One reverses current to sustain motion.
The other offers self to sustain relationship.
From Switching to Sharing
Commutation is a mechanical and electrical function—precise, calculated, and necessary for motion. It is a method of sustaining movement through the rhythmic reversal of polarity. But communion often remains more of a mystery. It is less about maintaining momentum and more about entering into presence.
In the Christian tradition, communion is not merely a symbol. It is a ritual act, repeated continuously—not for efficiency, but for remembrance. “Do this,” Jesus said, “in remembrance of me.” It is not optimized for output, but for intimacy. Through this act, we recall not only His words, but His wounds. Not just the reversal of death, but the offering of life.
And yet, between these two—commutation and communion—there remains a hidden thread.
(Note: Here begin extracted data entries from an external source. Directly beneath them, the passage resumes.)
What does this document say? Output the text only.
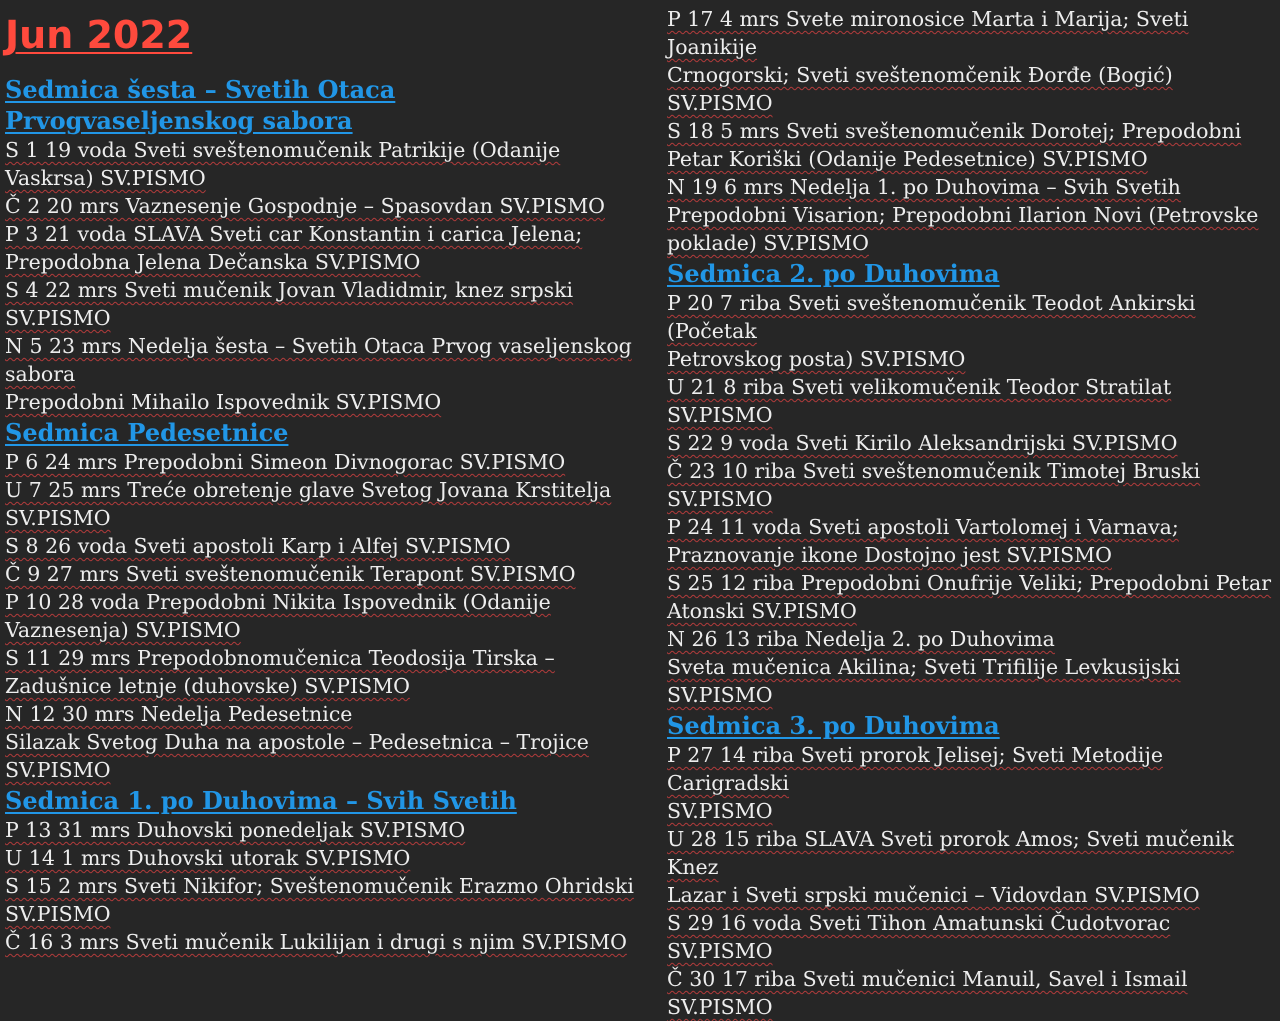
Jun 2022
Sedmica šesta – Svetih Otaca Prvogvaseljenskog sabora
S 1 19 voda Sveti sveštenomučenik Patrikije (Odanije
Vaskrsa) SV.PISMO
Č 2 20 mrs Vaznesenje Gospodnje – Spasovdan SV.PISMO
P 3 21 voda SLAVA Sveti car Konstantin i carica Jelena;
Prepodobna Jelena Dečanska SV.PISMO
S 4 22 mrs Sveti mučenik Jovan Vladidmir, knez srpski
SV.PISMO
N 5 23 mrs Nedelja šesta – Svetih Otaca Prvog vaseljenskog
sabora
Prepodobni Mihailo Ispovednik SV.PISMO
Sedmica Pedesetnice
P 6 24 mrs Prepodobni Simeon Divnogorac SV.PISMO
U 7 25 mrs Treće obretenje glave Svetog Jovana Krstitelja
SV.PISMO
S 8 26 voda Sveti apostoli Karp i Alfej SV.PISMO
Č 9 27 mrs Sveti sveštenomučenik Terapont SV.PISMO
P 10 28 voda Prepodobni Nikita Ispovednik (Odanije
Vaznesenja) SV.PISMO
S 11 29 mrs Prepodobnomučenica Teodosija Tirska –
Zadušnice letnje (duhovske) SV.PISMO
N 12 30 mrs Nedelja Pedesetnice
Silazak Svetog Duha na apostole – Pedesetnica – Trojice
SV.PISMO
Sedmica 1. po Duhovima – Svih Svetih
P 13 31 mrs Duhovski ponedeljak SV.PISMO
U 14 1 mrs Duhovski utorak SV.PISMO
S 15 2 mrs Sveti Nikifor; Sveštenomučenik Erazmo Ohridski
SV.PISMO
Č 16 3 mrs Sveti mučenik Lukilijan i drugi s njim SV.PISMO
P 17 4 mrs Svete mironosice Marta i Marija; Sveti Joanikije
Crnogorski; Sveti sveštenomčenik Đorđe (Bogić) SV.PISMO
S 18 5 mrs Sveti sveštenomučenik Dorotej; Prepodobni
Petar Koriški (Odanije Pedesetnice) SV.PISMO
N 19 6 mrs Nedelja 1. po Duhovima – Svih Svetih
Prepodobni Visarion; Prepodobni Ilarion Novi (Petrovske
poklade) SV.PISMO
Sedmica 2. po Duhovima
P 20 7 riba Sveti sveštenomučenik Teodot Ankirski (Početak
Petrovskog posta) SV.PISMO
U 21 8 riba Sveti velikomučenik Teodor Stratilat SV.PISMO
S 22 9 voda Sveti Kirilo Aleksandrijski SV.PISMO
Č 23 10 riba Sveti sveštenomučenik Timotej Bruski
SV.PISMO
P 24 11 voda Sveti apostoli Vartolomej i Varnava;
Praznovanje ikone Dostojno jest SV.PISMO
S 25 12 riba Prepodobni Onufrije Veliki; Prepodobni Petar
Atonski SV.PISMO
N 26 13 riba Nedelja 2. po Duhovima
Sveta mučenica Akilina; Sveti Trifilije Levkusijski
SV.PISMO
Sedmica 3. po Duhovima
P 27 14 riba Sveti prorok Jelisej; Sveti Metodije Carigradski
SV.PISMO
U 28 15 riba SLAVA Sveti prorok Amos; Sveti mučenik Knez
Lazar i Sveti srpski mučenici – Vidovdan SV.PISMO
S 29 16 voda Sveti Tihon Amatunski Čudotvorac SV.PISMO
Č 30 17 riba Sveti mučenici Manuil, Savel i Ismail
SV.PISMO
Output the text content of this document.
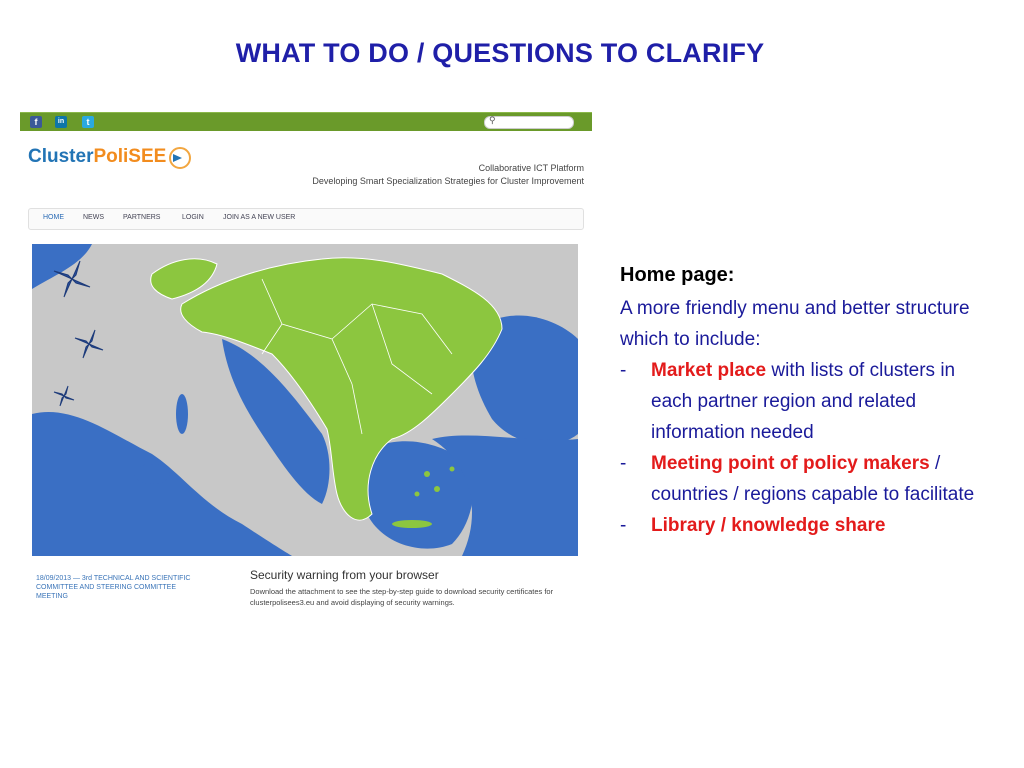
WHAT TO DO / QUESTIONS TO CLARIFY
f	in	t	⚲
ClusterPoliSEE
Collaborative ICT Platform
Developing Smart Specialization Strategies for Cluster Improvement
HOME	NEWS	PARTNERS	LOGIN	JOIN AS A NEW USER
18/09/2013 — 3rd TECHNICAL AND SCIENTIFIC COMMITTEE AND STEERING COMMITTEE MEETING
Security warning from your browser
Download the attachment to see the step-by-step guide to download security certificates for clusterpolisees3.eu and avoid displaying of security warnings.
Home page:
A more friendly menu and better structure which to include:
- Market place with lists of clusters in each partner region and related information needed
- Meeting point of policy makers / countries / regions capable to facilitate
- Library / knowledge share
A point of contact that bears the cost of both. In the motor, that role belongs to the brush. Pressed constantly against the spinning commutator, it is the brush that carries the current, enables the reversal, and completes the circuit. And what are these brushes made of?
Carbon. Dust. The residue of fire. Ashes.
We say “ashes to ashes, dust to dust” as a final word over the dead, and yet in the motor, dust becomes the very medium of transmission. Carbon is what’s left when life has burned away—yet it becomes the part that allows energy to move. The humble, sacrificial bridge.
What if we are the brushes?
What if communion is not only something we receive, but something we become? To take part in this circuit is to accept friction. It is to bear the spark. It is to be worn down by contact, not avoided by it. This is not a clean, distant transaction—it is a living transmission. The cost is not eliminated; it is carried. And the spark does not skip over us—it passes through.
This is the mystery of communion. Not the efficiency of switching, but the intimacy of touch. Not the avoidance of consequence, but participation in it. Christ did not reverse the current from afar. He touched the terminal. He became the brush.
And now we, too, are called to carry that current—fragile, dusty, imperfect—yet capable of passing on the spark. And perhaps this is the beginning of a deeper parable. What if machines were never just machines? What if motion, spark, and loss were symbols—given not only to function, but to interpret larger truths?
We began with circuits and commutators, but behind the copper and carbon we encountered something more: reversal, contact, sacrifice, presence.
Maybe the systems we build are more than inventions. Maybe they are mirrors—reflections of something deeper. And if we learn to interpret them, we begin to see that the spark is not just a technical event,but a sign that points to something deeper.
A sign of presence.
Of contact.
Of meaning passing through what seemed mechanical.
What begins as circuitry might end as sacrament.
The current flows on—but now, we follow it not just as engineers or observers,
but as interpreters of a deeper design.